И я бросила трубку. Примирение было немыслимо и так никогда и не состоялось.
Мариэтта Сергеевна прожила долгую жизнь, она умерла в 1982 году в возрасте девяноста двух лет. «Железная старуха/ Мариэтта Шагинян,/ Искусственное ухо/ Рабочих и крестьян», – подсмеивались мы над ней, по глухоте душевной не сознавая, что с её глухотой, с её слепотой она была трагической фигурой.
Я храню на память её рецензию на мой учебник «Практический курс итальянского языка» (Москва 1964), где она предсказала ему долголетие, и не ошиблась: вторым, исправленным и дополненным изданием он вышел в 2010 году.
В начале семидесятых забрезжила возможность расстаться с родиной. Пути было два: фиктивный, так называемый гуманитарный брак с иностранцем/иностранкой и вызов от настоящих или мнимых родственников из Израиля.
Отсюда большой спрос на незамужних евреек как на «средство передвижения». Я, вдовая, получила два предложения. Одно от Мераба Мамардашвили: был период, когда он что-то зачастил ко мне; другое – от вызволенного Лилей Брик из лагеря Параджанова. Человек-парадокс, на даче у Лили и Василия Абгаровича в Переделкине подсел:
– Давай уедем в Иран!
– ?!
Ленинградскому художнику Геннадию Шмакову американские друзья прислали толстенькую журналистку, а она возьми да и влюбись в голубого Гену (говорят, он был неотразим); дело чуть не сорвалось, но всё-таки кончилось Америкой.

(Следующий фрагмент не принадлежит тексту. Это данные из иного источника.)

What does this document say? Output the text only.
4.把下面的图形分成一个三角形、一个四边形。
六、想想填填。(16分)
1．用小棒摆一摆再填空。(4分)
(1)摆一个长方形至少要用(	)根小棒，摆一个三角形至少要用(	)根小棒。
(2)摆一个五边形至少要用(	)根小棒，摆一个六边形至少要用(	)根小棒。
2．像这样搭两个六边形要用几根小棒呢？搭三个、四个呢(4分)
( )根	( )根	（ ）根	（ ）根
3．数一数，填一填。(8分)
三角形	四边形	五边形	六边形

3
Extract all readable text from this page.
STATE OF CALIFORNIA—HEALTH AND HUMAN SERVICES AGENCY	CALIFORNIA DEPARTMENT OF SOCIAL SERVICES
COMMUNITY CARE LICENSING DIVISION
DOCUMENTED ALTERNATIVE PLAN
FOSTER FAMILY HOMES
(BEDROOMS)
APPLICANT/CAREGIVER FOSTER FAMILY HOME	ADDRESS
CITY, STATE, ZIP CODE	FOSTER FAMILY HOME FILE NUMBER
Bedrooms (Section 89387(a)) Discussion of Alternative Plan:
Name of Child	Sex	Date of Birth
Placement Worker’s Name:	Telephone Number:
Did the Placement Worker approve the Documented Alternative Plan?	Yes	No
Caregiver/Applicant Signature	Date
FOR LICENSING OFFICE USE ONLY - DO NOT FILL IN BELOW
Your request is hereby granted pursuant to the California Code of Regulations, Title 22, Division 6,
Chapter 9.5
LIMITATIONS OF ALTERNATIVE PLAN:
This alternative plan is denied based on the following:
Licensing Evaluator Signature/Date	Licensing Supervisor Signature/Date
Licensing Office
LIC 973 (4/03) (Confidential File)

Уезжали те, у кого не было гири на ноге в виде опыта работы в ящике, причём не только люди с пятым пунктом (что вовсе не значило, что они были настоящими евреями, русские советские евреи – это особь статья, как правило, совершенно ассимилированные), но и их чисто русские половины. И только отказники, выгнанные с работы и повисшие на годы между небом и землёй, приобщались к еврейской культуре и религии, учили иврит.
Несколько молодых отказников набрели на мою маму – брать уроки английского языка. Ей было за семьдесят, когда под их влиянием она тоже обложилась словарями и книжками и выучила иврит. Её старый Филлипс брал Израиль, она слушала израильские передачи, докладывала мне новости. Пыталась и меня втянуть, но еврейство не находило отклика в моей безнадежно русской душе агностика; мама хотя бы читала в юности Жаботинского, знала о сионизме, – факт таков, что назвала свою дочь библейским именем Юдифь (до того громоздким в употреблении, что оно само собой свелось к Юле, а то и просто к Ю); я же выросла вообще без национальности, без того, что зовётся трудно переводимым словом «identità». Это тоже дело рук советской власти: вытравить национальную суть и записать в паспорте, пятым пунктом, национальность «еврейка», как клеймо: ату её!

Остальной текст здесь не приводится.